Desnudamento
 



Contos

Desnudamento

Ana Fonseca


Sentia um peso descomunal, afundada numa superfície arenosa, sufocada com barro, as nádegas enfiadas em sulcos gelados. Um fluxo de ondas do mar de água salgada me rolavam para alguma superfície seca. Uma dor intensa na cabeça expulsava toda e qualquer lucidez. Tentei em vão levar a mão direita à testa. Arrepios percorriam a pele dos pés, das mãos, dos braços. O corpo estava crispado e rígido, ensopado de dor e frio. A voz não saía, os olhos não abriam. Os raios riscavam o céu e percorriam meus poros, entravam em minhas artérias, estremeciam meu peito, ensurdeciam os pensamentos.

Com a respiração fraca, cravei os dedos de um pé na areia encharcada. A mão direita encontrou algum ponto de apoio que não sei bem o que era. Abrindo fresta de pálpebras, avistei escuridão.

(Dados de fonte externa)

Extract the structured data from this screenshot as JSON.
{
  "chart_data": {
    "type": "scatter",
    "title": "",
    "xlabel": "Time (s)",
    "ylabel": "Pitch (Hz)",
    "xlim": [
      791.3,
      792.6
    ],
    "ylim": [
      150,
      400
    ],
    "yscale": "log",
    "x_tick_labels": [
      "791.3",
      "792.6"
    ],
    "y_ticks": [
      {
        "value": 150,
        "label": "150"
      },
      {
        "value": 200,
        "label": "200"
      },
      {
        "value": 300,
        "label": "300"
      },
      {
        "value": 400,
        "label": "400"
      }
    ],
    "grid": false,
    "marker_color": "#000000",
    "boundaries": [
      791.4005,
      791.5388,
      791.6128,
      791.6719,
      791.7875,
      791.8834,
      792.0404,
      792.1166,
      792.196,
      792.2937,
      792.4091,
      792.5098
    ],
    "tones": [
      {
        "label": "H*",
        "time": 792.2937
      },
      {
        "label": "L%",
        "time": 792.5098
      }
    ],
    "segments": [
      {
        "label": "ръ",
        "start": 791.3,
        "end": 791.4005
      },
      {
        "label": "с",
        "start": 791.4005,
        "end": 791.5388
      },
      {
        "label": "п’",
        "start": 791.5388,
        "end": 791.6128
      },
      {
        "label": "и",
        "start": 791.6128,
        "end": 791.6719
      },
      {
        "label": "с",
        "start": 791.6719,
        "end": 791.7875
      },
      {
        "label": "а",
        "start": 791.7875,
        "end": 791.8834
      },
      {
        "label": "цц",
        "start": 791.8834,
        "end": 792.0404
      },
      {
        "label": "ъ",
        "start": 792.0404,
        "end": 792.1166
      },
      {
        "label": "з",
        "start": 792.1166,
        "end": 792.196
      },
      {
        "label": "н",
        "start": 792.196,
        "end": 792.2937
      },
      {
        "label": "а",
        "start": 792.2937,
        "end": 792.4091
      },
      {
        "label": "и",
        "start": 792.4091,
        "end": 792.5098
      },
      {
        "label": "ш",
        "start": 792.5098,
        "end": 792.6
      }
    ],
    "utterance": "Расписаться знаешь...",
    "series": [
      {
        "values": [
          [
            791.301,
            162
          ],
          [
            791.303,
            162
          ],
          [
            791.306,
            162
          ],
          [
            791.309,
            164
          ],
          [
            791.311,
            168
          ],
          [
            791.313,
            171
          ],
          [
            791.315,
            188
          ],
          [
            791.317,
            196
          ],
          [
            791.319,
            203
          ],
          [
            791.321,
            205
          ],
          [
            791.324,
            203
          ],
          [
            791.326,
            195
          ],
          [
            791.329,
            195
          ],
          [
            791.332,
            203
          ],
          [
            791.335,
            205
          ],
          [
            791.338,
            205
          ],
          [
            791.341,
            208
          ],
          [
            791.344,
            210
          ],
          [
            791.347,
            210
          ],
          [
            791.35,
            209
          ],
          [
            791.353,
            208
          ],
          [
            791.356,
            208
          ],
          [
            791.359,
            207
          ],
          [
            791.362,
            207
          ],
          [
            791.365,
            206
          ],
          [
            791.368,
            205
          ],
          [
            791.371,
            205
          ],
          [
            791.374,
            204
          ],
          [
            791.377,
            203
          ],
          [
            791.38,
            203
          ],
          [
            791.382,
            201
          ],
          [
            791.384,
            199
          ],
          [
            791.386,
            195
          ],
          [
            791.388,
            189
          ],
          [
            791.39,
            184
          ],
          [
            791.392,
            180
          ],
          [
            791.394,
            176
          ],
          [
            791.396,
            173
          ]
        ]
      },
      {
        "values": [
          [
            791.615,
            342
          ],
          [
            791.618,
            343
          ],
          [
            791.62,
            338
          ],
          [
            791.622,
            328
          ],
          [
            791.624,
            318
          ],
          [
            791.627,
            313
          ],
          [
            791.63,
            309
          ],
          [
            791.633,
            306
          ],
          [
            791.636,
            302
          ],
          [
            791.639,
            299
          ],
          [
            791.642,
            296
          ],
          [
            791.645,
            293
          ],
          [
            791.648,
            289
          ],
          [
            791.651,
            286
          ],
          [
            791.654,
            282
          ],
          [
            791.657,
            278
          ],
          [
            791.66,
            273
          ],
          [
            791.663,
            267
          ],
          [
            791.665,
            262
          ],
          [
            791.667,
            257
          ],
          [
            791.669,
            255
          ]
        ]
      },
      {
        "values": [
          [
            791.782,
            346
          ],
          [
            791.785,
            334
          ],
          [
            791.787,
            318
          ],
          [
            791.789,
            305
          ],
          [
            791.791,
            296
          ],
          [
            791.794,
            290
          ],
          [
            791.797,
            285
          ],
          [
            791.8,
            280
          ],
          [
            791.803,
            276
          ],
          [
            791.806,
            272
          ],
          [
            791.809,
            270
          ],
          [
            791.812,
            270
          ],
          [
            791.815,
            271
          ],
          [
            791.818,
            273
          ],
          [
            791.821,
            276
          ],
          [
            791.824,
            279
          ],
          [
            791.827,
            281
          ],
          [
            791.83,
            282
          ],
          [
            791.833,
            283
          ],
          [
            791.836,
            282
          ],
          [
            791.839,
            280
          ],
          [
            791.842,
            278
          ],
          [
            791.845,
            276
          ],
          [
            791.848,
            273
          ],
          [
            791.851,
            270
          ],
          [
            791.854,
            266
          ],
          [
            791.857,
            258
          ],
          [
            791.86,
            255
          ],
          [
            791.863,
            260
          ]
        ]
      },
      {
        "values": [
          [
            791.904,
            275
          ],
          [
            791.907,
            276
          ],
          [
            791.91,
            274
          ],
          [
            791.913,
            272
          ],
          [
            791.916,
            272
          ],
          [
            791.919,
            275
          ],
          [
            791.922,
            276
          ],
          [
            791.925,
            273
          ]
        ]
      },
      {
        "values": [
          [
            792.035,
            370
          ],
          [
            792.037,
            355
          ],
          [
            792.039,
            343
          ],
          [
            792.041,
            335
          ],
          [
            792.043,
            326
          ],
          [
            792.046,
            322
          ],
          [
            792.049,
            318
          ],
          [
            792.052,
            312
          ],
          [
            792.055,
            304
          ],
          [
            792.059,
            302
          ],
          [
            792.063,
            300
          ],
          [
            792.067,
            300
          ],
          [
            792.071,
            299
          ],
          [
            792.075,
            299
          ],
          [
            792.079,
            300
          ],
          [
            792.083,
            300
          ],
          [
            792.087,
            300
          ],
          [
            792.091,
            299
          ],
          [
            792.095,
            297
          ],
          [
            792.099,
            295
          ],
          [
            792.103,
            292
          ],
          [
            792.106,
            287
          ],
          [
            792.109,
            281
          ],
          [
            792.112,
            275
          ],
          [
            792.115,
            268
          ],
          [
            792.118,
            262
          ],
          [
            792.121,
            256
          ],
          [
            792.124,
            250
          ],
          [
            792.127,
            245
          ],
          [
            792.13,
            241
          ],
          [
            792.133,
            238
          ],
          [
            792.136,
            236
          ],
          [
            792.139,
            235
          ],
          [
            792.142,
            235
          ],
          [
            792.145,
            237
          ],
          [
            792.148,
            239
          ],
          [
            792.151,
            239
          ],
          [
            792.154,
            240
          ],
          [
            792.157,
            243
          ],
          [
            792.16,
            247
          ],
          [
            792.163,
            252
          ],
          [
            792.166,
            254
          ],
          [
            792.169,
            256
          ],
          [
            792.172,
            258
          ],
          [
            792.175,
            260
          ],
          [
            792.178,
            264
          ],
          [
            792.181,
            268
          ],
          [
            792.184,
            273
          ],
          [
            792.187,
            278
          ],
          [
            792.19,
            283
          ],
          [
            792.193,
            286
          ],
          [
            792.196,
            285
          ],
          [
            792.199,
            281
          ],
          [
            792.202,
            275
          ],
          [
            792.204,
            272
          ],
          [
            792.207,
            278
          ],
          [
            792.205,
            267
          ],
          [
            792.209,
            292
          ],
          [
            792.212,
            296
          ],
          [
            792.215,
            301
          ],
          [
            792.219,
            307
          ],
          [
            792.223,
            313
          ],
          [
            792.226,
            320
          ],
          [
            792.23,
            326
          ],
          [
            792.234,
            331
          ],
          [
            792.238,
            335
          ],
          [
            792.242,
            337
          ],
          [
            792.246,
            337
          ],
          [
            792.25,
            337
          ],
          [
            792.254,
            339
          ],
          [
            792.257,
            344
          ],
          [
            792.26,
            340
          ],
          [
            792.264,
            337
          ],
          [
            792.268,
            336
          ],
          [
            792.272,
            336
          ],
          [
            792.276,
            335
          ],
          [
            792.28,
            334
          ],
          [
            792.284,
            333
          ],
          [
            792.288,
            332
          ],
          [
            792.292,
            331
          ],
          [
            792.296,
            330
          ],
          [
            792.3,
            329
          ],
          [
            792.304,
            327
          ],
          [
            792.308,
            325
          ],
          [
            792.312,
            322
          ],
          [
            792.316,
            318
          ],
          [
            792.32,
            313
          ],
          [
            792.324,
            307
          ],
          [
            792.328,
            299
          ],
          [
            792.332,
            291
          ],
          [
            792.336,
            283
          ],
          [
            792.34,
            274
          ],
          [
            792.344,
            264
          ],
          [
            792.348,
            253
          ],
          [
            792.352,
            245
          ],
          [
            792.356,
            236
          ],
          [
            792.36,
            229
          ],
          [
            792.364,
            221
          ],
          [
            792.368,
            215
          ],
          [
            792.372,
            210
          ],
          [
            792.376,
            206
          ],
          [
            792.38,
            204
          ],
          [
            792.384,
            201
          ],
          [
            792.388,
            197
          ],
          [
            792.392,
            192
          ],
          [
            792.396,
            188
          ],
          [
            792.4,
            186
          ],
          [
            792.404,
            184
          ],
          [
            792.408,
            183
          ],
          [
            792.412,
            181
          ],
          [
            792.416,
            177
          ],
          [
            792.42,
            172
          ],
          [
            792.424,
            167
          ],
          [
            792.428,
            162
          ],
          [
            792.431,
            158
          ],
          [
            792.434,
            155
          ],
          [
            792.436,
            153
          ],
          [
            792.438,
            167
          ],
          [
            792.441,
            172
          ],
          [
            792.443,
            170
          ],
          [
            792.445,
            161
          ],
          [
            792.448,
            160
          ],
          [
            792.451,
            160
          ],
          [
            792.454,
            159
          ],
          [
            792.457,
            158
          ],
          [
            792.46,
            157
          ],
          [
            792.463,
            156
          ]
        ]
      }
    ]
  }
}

Mesmo assim tentei, tentei e tentei erguer parte do corpo. Em vão. Girei o dorso, lentamente, à direita. O teste de forças anulara as esperanças. Queria virar do avesso, para que a intensidade dos jorros de água esvaziasse a dor que esgotava a pouca lucidez que parecia emergir aos poucos. Senti um galho, trazido pela correnteza. Com leve flexão das costas, arrastei meu braço esquerdo pelo corpo. Estava nua, a veste enrolada no pescoço, rasgada pelas forças da correnteza. Eu não entendia, nem lembrava meu nome. Somente água, muita água, deslize de terras pretas e vermelhas, trovoadas ensurdecedoras e profundo vazio existencial.

Me agarrei num vestígio de galho, para não ser levada pela terra encharcada que descia de algum lugar com incontida volúpia. Era a vontade de viver que animava o fôlego para entreabrir as pálpebras do rosto afundado parcialmente no solo movediço. Tudo agonizava numa indescritível escuridão, quando um feixe de luz distante ganhou nitidez. Avistei um solado grosseiro de coturnos que se aproximavam. Terra e areia grudavam em meus cílios, limitando a visão a ínfimos pontos luminosos que aumentavam em intensidade. Tudo perdia o contorno, escutei a proximidade de passos, abafados pela tempestade. Deixei o nada tomar conta, desfaleci.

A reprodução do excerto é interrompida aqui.